2 15-ounce (425 g) cans red kidney beans, drained

2 15-ounce (425 g) cans pinto beans, drained 

2  28-ounce (793 g) cans crushed tomatoes

1 cup (235 ml) low-sodium vegetable broth (or water)

Optional Toppings: green onions, nutritional yeast, vegan sour cream, etc.

 

Preparations

Base Flavor: 

Sauté the onion, celery, and green pepper in 1 tablespoon of oil, stirring only occasionally so they stick to the bottom of the pan. Deglaze with the 1/4 cup of water as instructed in step one, scraping the bottom of the pan as necessary. 

Add 1/3 cup (80 ml) of water to the pot and add the onion, celery, and green pepper to a large nonstick pot.
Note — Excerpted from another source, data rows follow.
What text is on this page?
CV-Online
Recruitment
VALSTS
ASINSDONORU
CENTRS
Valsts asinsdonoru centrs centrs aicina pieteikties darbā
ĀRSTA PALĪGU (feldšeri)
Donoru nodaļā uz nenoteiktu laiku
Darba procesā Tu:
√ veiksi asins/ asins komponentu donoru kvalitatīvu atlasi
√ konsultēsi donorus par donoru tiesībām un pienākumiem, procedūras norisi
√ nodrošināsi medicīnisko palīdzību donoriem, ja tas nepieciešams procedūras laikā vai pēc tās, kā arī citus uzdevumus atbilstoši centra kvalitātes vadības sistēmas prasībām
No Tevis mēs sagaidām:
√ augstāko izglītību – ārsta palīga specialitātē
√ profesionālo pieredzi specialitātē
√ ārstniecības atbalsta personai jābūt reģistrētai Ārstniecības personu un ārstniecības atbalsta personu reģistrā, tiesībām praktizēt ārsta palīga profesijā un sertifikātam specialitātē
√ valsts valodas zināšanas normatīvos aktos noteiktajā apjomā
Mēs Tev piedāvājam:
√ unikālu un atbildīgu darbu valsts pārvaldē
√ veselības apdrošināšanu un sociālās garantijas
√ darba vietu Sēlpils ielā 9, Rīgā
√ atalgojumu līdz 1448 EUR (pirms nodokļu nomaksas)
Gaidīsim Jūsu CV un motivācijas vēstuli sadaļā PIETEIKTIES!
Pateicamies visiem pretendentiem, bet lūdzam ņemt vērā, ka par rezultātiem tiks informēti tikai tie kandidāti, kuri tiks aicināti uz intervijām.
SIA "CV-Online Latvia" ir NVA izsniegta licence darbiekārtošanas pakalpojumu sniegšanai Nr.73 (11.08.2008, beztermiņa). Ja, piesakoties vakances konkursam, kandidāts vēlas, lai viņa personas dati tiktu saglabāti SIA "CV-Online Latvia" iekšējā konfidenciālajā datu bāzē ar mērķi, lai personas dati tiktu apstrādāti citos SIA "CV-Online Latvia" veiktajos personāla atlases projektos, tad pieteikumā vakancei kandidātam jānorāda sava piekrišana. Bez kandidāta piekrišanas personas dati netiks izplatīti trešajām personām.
Cook until all the water evaporates, stirring occasionally. Once the pot is “dry” and the vegetables start to turn golden brown, deglaze the pot with an additional 1/4 cup (60 ml) of water. This process should take around 10 minutes total. 
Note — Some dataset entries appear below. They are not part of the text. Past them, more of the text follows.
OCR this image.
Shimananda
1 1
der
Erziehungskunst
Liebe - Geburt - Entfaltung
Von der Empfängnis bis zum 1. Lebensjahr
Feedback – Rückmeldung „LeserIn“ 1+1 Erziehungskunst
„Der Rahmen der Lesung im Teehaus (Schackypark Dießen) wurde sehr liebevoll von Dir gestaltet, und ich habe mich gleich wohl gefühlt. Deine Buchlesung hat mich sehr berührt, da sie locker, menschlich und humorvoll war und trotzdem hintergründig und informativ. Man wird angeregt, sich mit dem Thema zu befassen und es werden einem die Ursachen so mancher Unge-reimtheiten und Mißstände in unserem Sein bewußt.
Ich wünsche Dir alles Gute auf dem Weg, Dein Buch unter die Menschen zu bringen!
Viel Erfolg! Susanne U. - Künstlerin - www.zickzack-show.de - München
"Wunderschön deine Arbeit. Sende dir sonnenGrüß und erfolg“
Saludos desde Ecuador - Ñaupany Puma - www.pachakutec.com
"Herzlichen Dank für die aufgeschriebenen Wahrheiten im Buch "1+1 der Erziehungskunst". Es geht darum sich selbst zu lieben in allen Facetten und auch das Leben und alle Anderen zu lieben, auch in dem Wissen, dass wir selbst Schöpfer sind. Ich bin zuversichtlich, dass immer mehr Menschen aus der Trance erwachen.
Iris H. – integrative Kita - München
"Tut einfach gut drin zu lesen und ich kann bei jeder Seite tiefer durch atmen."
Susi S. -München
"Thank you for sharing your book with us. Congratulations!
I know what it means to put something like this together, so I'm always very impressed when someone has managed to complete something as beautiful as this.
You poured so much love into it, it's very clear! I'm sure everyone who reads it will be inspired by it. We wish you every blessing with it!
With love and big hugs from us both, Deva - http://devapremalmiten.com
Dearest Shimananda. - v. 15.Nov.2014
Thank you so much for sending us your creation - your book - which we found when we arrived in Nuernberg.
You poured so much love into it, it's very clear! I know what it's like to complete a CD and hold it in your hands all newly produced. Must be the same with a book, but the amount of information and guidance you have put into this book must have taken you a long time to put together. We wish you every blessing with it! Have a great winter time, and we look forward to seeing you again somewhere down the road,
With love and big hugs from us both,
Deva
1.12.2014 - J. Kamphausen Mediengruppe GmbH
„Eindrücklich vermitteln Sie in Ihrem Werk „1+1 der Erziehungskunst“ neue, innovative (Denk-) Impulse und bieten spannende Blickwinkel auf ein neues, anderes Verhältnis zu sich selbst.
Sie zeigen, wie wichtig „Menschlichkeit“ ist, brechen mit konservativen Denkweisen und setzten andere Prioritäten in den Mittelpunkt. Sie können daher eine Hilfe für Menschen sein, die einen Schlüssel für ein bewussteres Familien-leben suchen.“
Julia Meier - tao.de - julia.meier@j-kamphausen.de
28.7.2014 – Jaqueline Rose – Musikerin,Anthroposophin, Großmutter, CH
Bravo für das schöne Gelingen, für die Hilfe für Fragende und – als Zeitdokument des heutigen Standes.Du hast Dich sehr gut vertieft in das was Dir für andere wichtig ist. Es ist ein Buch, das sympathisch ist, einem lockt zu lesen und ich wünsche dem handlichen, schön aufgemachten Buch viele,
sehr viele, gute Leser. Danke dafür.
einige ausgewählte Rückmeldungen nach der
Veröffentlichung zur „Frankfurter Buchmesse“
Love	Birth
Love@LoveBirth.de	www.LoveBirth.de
Spices: Reduce to medium heat and add the garlic, and carrots to the pot along with the chili powder, cumin, oregano, salt and optional cayenne pepper. Sauté for an additional 2-3 minutes, adding a small splash of water if things start to stick. 

Simmer: Finally, add the kidney beans, pinto beans, crushed tomatoes, and the vegetable broth to the pot. Bring everything to a boil over high heat, then reduce the heat to create a simmer. Cover and cook for 10 minutes. Remove the lid from the pot and cook uncovered for 5 to 7 additional minutes, until the carrots are tender and the chili reaches your desired thickness. Stir this mixture occasionally, to make sure nothing sticks to the bottom of the pot. 

Serve: Serve warm, and top as desired. Leftovers can be store in the refrigerator in an airtight container for up to 5 days and reheated on the stove-top or in the microwave. You can also store this vegan chili in the freezer for up to one month.